The disciples are baffled by several things.  Who is this woman Jesus is talking to and why is He talking with her?  What in the world is He talking about when He says that His food is to do the will of Him who sent Me and to accomplish His work?  Remember that almond branch from the Jeremiah passage, the Lord was watching over His word to perform or accomplish it, there is a clear parallel here.  The important thing is obedience to the word to perform it.  Who could have guessed that it meant that the Samaritans would be the first to receive Jesus as Messiah?  They are the lost sheep of Israel, they were originally a part of the nation who were severed from the vine centuries before and Jesus is restoring them to their brothers and sisters in Himself.  No one actually wanted that to happen, there was deep antipathy between the peoples, but they were willing to believe.  In Acts they are also the first people outside Jerusalem to whom anyone intentionally goes, Philip the deacon goes after the persecution of Stephen and reaps a harvest among them.
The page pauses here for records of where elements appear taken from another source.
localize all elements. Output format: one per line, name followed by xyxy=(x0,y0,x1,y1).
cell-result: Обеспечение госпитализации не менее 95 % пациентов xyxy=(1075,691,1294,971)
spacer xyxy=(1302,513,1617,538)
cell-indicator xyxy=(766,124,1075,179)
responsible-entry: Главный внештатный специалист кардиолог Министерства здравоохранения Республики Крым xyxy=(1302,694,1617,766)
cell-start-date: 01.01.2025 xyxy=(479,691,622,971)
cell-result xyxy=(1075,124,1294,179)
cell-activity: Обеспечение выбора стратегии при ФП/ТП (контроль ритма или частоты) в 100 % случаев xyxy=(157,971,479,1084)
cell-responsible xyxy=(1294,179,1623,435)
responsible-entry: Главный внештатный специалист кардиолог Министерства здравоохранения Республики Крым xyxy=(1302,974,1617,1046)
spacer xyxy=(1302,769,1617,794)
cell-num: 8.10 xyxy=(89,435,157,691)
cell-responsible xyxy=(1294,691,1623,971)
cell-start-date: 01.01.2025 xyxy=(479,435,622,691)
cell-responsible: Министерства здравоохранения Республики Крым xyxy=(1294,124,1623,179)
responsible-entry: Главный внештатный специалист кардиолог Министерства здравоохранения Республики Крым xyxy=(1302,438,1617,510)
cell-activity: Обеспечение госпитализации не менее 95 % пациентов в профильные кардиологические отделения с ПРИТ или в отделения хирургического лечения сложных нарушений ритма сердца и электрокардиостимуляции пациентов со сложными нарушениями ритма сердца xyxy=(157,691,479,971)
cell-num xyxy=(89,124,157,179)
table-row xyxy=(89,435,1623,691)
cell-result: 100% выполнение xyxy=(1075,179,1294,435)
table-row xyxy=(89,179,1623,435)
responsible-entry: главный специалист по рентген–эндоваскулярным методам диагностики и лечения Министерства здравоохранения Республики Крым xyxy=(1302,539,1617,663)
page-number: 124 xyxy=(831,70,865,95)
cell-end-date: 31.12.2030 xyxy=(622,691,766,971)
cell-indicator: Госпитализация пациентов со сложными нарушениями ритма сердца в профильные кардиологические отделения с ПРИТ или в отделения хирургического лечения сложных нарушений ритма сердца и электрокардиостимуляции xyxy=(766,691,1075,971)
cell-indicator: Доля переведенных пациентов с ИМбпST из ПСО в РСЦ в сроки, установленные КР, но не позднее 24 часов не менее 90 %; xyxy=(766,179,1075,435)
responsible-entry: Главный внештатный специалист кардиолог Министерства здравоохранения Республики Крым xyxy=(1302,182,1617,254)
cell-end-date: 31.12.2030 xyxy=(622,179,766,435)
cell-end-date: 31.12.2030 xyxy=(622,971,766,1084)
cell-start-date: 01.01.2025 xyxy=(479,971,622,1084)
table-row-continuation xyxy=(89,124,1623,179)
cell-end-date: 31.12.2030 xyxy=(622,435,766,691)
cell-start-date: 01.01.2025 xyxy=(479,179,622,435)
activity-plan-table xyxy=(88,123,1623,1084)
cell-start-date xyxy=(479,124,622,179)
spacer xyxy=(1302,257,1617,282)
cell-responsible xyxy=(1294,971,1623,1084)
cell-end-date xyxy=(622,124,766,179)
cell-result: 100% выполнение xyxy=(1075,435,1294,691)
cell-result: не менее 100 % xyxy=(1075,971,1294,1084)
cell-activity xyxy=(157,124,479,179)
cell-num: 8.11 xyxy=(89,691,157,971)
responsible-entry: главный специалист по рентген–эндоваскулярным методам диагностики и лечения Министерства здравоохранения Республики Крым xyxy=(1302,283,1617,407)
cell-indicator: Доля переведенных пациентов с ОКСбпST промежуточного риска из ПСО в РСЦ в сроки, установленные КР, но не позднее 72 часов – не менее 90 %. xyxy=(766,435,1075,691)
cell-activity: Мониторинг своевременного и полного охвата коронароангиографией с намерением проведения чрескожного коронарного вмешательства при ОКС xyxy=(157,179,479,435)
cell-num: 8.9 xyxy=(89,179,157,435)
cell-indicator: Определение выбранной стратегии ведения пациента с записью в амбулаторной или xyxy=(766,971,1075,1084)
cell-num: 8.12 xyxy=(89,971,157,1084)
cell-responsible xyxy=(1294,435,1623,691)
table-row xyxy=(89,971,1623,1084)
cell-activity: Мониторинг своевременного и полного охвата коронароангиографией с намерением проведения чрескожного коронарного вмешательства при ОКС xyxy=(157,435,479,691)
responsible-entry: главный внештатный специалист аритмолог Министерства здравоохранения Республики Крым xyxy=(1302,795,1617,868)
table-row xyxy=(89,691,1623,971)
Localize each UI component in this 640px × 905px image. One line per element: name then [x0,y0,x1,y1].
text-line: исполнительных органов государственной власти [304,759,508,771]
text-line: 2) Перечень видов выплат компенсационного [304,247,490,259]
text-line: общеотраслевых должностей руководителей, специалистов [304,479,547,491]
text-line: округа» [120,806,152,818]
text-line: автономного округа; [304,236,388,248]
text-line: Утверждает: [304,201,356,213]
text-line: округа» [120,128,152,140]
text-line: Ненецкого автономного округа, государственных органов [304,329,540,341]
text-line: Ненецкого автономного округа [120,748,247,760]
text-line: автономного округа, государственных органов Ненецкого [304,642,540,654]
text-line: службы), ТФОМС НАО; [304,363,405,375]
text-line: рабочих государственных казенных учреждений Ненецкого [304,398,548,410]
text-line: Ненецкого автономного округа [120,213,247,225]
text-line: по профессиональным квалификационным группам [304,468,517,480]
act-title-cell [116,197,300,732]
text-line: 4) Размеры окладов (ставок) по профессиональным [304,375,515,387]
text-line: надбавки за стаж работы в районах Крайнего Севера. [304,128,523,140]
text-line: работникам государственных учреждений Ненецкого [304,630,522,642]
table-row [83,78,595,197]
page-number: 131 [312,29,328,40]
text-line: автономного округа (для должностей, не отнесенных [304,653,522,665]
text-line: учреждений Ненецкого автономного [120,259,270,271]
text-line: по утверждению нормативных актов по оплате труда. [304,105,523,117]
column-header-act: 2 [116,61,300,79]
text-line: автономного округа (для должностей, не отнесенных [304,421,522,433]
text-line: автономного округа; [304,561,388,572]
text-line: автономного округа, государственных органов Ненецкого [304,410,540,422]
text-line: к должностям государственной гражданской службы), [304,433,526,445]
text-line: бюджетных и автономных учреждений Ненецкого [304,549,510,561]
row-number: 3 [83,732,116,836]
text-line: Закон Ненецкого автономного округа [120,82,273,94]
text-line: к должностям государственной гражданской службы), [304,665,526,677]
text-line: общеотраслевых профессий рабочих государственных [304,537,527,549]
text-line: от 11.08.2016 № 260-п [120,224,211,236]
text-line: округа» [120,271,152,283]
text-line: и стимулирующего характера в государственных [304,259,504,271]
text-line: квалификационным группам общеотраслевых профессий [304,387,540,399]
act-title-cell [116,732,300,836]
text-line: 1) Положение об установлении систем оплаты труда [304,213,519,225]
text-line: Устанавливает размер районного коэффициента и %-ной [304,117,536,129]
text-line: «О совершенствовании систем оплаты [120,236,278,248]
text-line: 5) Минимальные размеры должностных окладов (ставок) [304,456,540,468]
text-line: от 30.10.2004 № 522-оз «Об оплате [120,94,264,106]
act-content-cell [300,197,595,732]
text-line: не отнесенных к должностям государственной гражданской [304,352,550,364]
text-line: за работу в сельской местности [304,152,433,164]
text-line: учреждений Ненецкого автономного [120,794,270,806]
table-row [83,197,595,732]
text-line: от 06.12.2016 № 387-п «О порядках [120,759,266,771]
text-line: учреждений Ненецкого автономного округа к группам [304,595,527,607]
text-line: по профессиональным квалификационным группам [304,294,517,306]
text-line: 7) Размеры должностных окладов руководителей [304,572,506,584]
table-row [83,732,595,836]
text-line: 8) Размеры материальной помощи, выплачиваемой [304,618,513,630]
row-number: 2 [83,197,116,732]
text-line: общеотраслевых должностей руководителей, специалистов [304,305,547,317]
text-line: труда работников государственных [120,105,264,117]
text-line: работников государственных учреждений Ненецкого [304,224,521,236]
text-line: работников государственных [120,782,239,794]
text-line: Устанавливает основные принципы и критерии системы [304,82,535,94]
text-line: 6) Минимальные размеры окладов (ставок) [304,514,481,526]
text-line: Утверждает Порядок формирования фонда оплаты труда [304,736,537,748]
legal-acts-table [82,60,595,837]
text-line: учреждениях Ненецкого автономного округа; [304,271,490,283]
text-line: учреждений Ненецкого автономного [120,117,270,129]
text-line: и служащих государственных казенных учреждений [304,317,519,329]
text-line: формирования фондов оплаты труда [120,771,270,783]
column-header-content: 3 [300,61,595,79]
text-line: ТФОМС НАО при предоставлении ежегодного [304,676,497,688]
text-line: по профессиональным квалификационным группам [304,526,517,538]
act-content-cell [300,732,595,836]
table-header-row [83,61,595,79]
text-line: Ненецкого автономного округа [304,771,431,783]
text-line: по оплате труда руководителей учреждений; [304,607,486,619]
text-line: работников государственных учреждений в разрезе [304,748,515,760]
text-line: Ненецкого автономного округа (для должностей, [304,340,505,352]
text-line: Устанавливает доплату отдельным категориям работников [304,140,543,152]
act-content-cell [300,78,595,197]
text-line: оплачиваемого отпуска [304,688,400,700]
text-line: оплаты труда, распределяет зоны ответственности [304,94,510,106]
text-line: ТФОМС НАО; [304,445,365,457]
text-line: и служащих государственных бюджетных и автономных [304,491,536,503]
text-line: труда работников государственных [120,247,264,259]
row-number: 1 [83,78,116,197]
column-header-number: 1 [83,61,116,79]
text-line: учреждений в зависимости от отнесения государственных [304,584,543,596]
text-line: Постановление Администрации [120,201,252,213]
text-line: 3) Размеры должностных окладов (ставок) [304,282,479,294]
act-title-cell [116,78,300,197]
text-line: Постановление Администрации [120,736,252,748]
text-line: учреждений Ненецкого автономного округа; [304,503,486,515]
How amazing that Paul, only a few short years after the life, death and resurrection of Jesus now writes to the main city of the world at the time, Rome, to believers there!  The word and the faith were spreading rapidly from the far reaches of the empire to the very center.  Paul says something he never could have imagined only a few years before, "I am under obligation both to Greeks and to barbarians, both to the wise and to the foolish."  He had never been under any sort of obligation to anyone besides his fellow countrymen prior to Jesus coming into his life and calling him to be an apostle.  He is eager, however, to reap a harvest among the Gentiles, he wants to bring as many people into the covenant as possible, to see God work powerfully to draw others to Himself.  He, the man who was once a chief persecutor of the church now becomes the man whose one desire is to  expand it believing that the Lord is still watching over the word to perform it.  You have been given the Good News to share as well, ask today that God give you both the passion to do so and the opportunities.